MMAジム CAVEの奥野代表(MMA選手+柔術黒帯)も同じ見解でした。奥野代表は、2009年青木・廣田戦で廣田選手のセコンドについた人です。
自分なら優先順位は
① バックキープ
② バックチョーク
③ ツイスター
④ 後ろ三角
⑤ 腕十字
です。4の字まで組めているなら、まずバックポジションをキープすることを最優先にします。
そこからハンドファイトしてバックチョーク。
相手がこちらを向いてきたらツイスター。
4の字を解除されて相手が下に下がってきたら、後ろ三角か腕十字。MMAなら、下から腕十字を狙うより、この流れの方がポジションを失うリスクが低く、安全だと思います。
特に「バックキープ→チョーク」を最初に置くのが重要です。MMAでは「極め技を狙う」より「打撃も含めて攻撃を継続できる優位なポジションを失わない」という判断が先になります。
ただ、技術も実績もある青木選手がそれを分かっていないはずはなく、久しぶりの日本の大舞台で、ミスをすることもあると思います。
朝倉選手と対峙した時にどんなプレッシャーがあったのかは、本人にしか分からない部分もあるのかもしれませんね。
柔術ジム CAVE BJJ代表の卯都木さん(2026年 JBJJF全日本マスター柔術選手権黒帯優勝)は、過去動画で少し解説しています。
しかしながら、真意は青木選手本人にしか分かりません。
青木真也の回答
この記事を公開してから、青木真也が真相を語っていたので要点をまとめました。
2R、3Rになれば相手も汗も書くし、自分もエナジー(元気)も無くなってくるので攻め手がなくなってくる。
わかりやすく言うと「金ねー奴は博打負けるじゃん。本命にかけれないから、中穴とか大穴狙っちゃうのよ。だから博打で負けていくのよ」。
それと一緒で2R、3Rに行くと分が悪いと思ってるから、1Rで特攻するって腹決めてやってるから。
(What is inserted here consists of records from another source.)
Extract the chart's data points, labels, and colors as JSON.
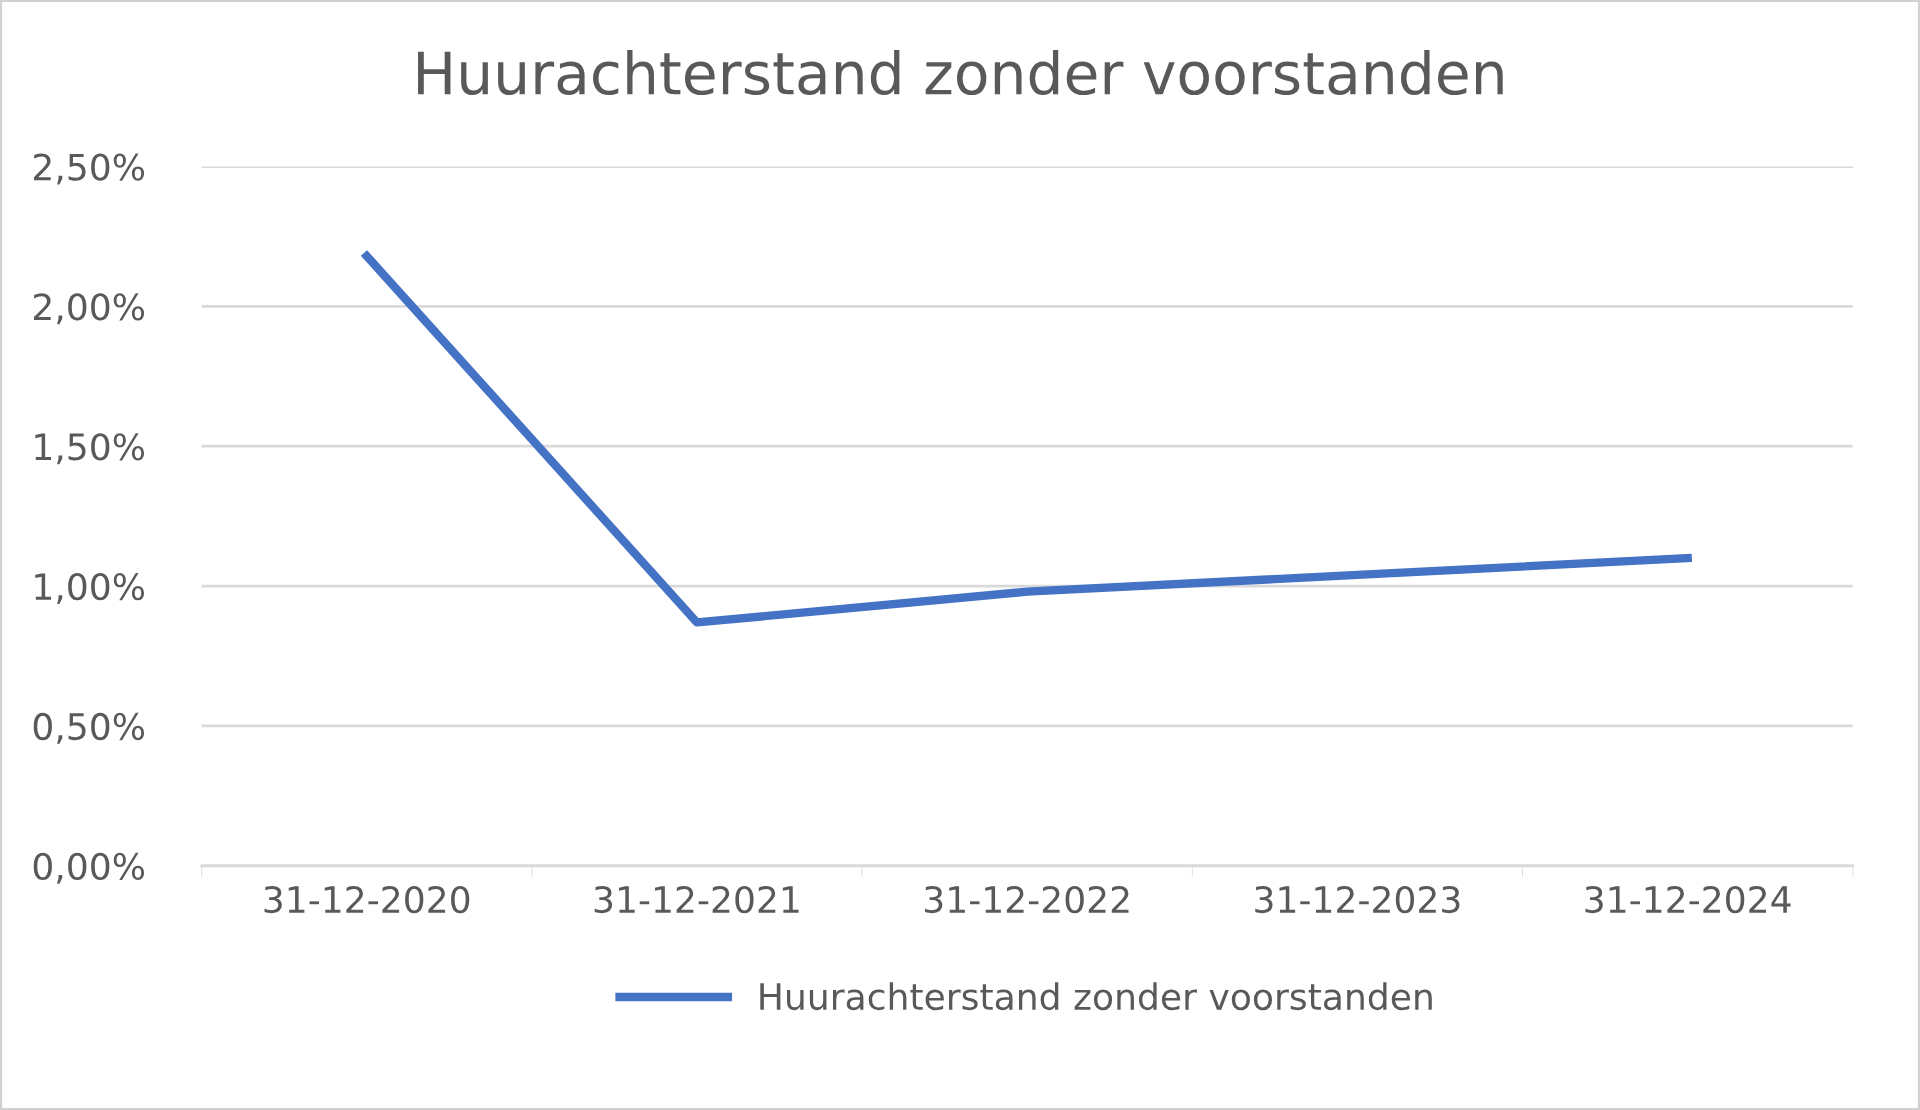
{
  "chart_data": {
    "type": "line",
    "title": "Huurachterstand zonder voorstanden",
    "categories": [
      "31-12-2020",
      "31-12-2021",
      "31-12-2022",
      "31-12-2023",
      "31-12-2024"
    ],
    "series": [
      {
        "name": "Huurachterstand zonder voorstanden",
        "color": "#4472c4",
        "values": [
          2.18,
          0.87,
          0.98,
          1.04,
          1.1
        ]
      }
    ],
    "ylim": [
      0,
      2.5
    ],
    "yticks": [
      {
        "value": 0,
        "label": "0,00%"
      },
      {
        "value": 0.5,
        "label": "0,50%"
      },
      {
        "value": 1,
        "label": "1,00%"
      },
      {
        "value": 1.5,
        "label": "1,50%"
      },
      {
        "value": 2,
        "label": "2,00%"
      },
      {
        "value": 2.5,
        "label": "2,50%"
      }
    ],
    "grid": "y",
    "legend": "bottom",
    "marker": "none",
    "line_style": "solid"
  }
}
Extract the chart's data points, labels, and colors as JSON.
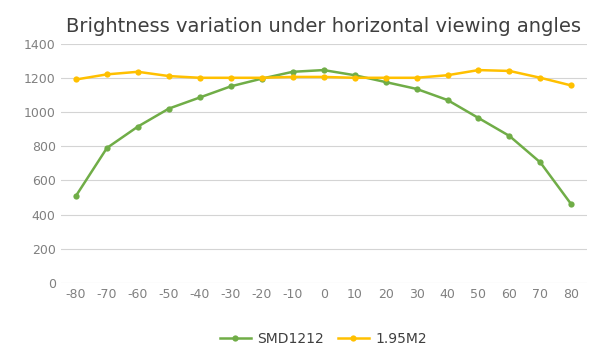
{
  "title": "Brightness variation under horizontal viewing angles",
  "x_values": [
    -80,
    -70,
    -60,
    -50,
    -40,
    -30,
    -20,
    -10,
    0,
    10,
    20,
    30,
    40,
    50,
    60,
    70,
    80
  ],
  "smd1212": [
    510,
    790,
    915,
    1020,
    1085,
    1150,
    1195,
    1235,
    1245,
    1215,
    1175,
    1135,
    1070,
    965,
    860,
    705,
    460
  ],
  "m195": [
    1190,
    1220,
    1235,
    1210,
    1200,
    1200,
    1200,
    1205,
    1205,
    1200,
    1200,
    1200,
    1215,
    1245,
    1240,
    1200,
    1155
  ],
  "smd1212_color": "#70ad47",
  "m195_color": "#ffc000",
  "ylim": [
    0,
    1400
  ],
  "yticks": [
    0,
    200,
    400,
    600,
    800,
    1000,
    1200,
    1400
  ],
  "xticks": [
    -80,
    -70,
    -60,
    -50,
    -40,
    -30,
    -20,
    -10,
    0,
    10,
    20,
    30,
    40,
    50,
    60,
    70,
    80
  ],
  "legend_smd": "SMD1212",
  "legend_m195": "1.95M2",
  "bg_color": "#ffffff",
  "grid_color": "#d4d4d4",
  "title_fontsize": 14,
  "tick_fontsize": 9,
  "marker_size": 4.5,
  "line_width": 1.8,
  "xlim": [
    -85,
    85
  ]
}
俺は自分の好きな後輩たちに「かっこいい先輩でいたい」と言う一心でやってるだけ。
現代MMAで腕十字は極まるものなのか?
少しわかりにくかったので筆者なりに解釈して解説を追記します。
現代MMAにおいて腕十字の決まり手はかなり少なくなってきています。
今回のような下のポジションから腕十字の極まり手を、RIZINのプロ戦で過去5年に遡り調べてみました。
| 年 | 試合 | 結果・状況 |
|---|---|---|
| 2022 | 須田萌里 vs. にっせー | 須田が引き込み、下から腕十字→三角→再び腕十字で一本。公式にも「下からの腕十字」と明記。 |
| 2023 | 横山武司 vs. 山本琢也 | 横山がタックルから引き込んでグラウンド。山本が体を起こしたところを腕十字で一本。 |
| 2024 | 今成正和 vs. 摩嶋一整 | 摩嶋が上からヒジを落とす中、今成が下から腕十字。持ち上げられても極め切る。 |
| 2024 | 伊澤星花 vs. ルシア・アプデルガリム | 伊澤が下にされる→下から三角→腕十字へ移行して一本。 |
| 2026 | ジョリー vs. 児玉兼慎 | ジョリーが自ら引き込み、公式記述そのままの**「下からの腕十字」**で一本。 |
| 2026 | 武田光司 vs. 摩嶋一整 | 摩嶋にテイクダウン/バックを取られた流れから腕十字→三角十字。武田自身も「下から極めると思っていなかった」とコメント。 |
過去5年間で6試合です。これはかなり少ない数字です。
つまり、青木真也の言う大博打とはこのことだと感じました。定石通り、バックから相手を削る作業をして1Rポイントを取ったとしても、2R~3Rを乗り切るエナジーがない。
本人談「1Rで特攻する覚悟で腹決めてやってる」。これにつきると思います。